Warum müssen zwei qualifizierte Spitzenpolitiker auf Fragen von vier unqualifizierten Moderatoren antworten, fragen Leser? Besser fänden sie es, wenn beide miteinander sprächen und von einer neutralen Person begleitet würden.

Haben die Zuschauer weder als Moderatoren noch als Journalisten überzeugt: (von links) Peter Kloeppel (RTL), Maybritt Illner (ZDF), Claus Strunz (SAT 1) und Sandra Maischberger (ARD).

(Foto: dpa)

"Versemmelt" vom 4. September, "Schulz verliert" vom 2./3. September, "Man kann ja mal fragen" vom 1. September, "Hört, hört" und "Diesel, Steuer, Datenschutz" vom 30. August:

Das Wichtigste fehlt

In der Überschrift zum Artikel "Hört, hört" wird die Frage gestellt: "Warum ist der Wahlkampf so langweilig?" Nun, zwei Antworten könnte er im SZ Magazin vom 25. August finden. Erstens: Das fiktive Wahlplakat des Künstlers Julian Rosefeldt listet einige Forderungen auf, die in der Tat dringlich sind. Einige Beispiele: Banken und Börsen stärker regulieren, Obergrenzen für Managergehälter gesetzlich festschreiben, Vermögen extrem Reicher extrem hoch besteuern oder auf ethisch nicht verantwortbare Waffengeschäfte ganz verzichten. Man könnte zum Beispiel noch hinzufügen: gegen den Flächenfraß, den hemmungslosen Verbrauch unserer Ressourcen, das Artensterben, die Massentierhaltung, Steuerflucht kämpfen. Aber diese Forderungen würden ja an die Wurzeln unseres Systems gehen und grundlegende Entscheidungen nötig machen. Das aber ist schwierig, wenn es stimmt, was Al Gore im Interview in paar Seiten weiter sagt: "Reichtum ist die wichtigste Quelle politischer Macht."

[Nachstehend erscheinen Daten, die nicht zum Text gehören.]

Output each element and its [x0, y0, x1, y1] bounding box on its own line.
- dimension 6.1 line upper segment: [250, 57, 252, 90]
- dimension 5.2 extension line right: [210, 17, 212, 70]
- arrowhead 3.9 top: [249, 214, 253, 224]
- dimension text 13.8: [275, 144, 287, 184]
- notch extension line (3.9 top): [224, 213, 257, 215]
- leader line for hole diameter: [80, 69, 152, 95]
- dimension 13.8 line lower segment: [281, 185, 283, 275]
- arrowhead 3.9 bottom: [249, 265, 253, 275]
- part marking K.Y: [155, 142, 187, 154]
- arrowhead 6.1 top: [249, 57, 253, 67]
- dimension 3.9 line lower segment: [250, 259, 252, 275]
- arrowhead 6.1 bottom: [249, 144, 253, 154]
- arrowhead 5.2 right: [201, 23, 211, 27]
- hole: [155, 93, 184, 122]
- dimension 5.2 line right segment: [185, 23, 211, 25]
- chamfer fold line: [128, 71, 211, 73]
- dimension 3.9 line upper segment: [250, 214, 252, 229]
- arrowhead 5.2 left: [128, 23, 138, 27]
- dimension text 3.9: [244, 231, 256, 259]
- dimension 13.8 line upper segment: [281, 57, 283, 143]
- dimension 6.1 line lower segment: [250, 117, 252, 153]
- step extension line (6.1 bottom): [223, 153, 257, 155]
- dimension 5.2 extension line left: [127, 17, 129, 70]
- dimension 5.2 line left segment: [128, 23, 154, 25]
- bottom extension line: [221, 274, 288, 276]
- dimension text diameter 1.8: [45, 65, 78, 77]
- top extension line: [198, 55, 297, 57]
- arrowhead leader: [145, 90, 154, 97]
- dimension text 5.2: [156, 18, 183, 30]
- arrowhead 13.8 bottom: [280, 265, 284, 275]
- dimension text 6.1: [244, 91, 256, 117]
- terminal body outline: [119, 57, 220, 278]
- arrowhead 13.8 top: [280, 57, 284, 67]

Der Wahlkampf ist unter anderem deshalb so langweilig, weil die Macht des Kapitals (Konzerne, Banken, Superreiche) so groß ist, dass die auf der politischen Bühne agierenden Kandidaten der Parteien letztlich hilflos den Vorgaben der großen Spieler folgen und sich zaghaft für ein paar Themen ins Zeug legen, die ungefährlich und wohlfeil sind ("Bildung für alle"). Die häufig in mieser Druckqualität und grafisch grottenschlecht gestalteten, langweiligen Wahlplakate mit ihren leeren Parolen sind im Übrigen der sinnfällige Ausdruck dieser Misere.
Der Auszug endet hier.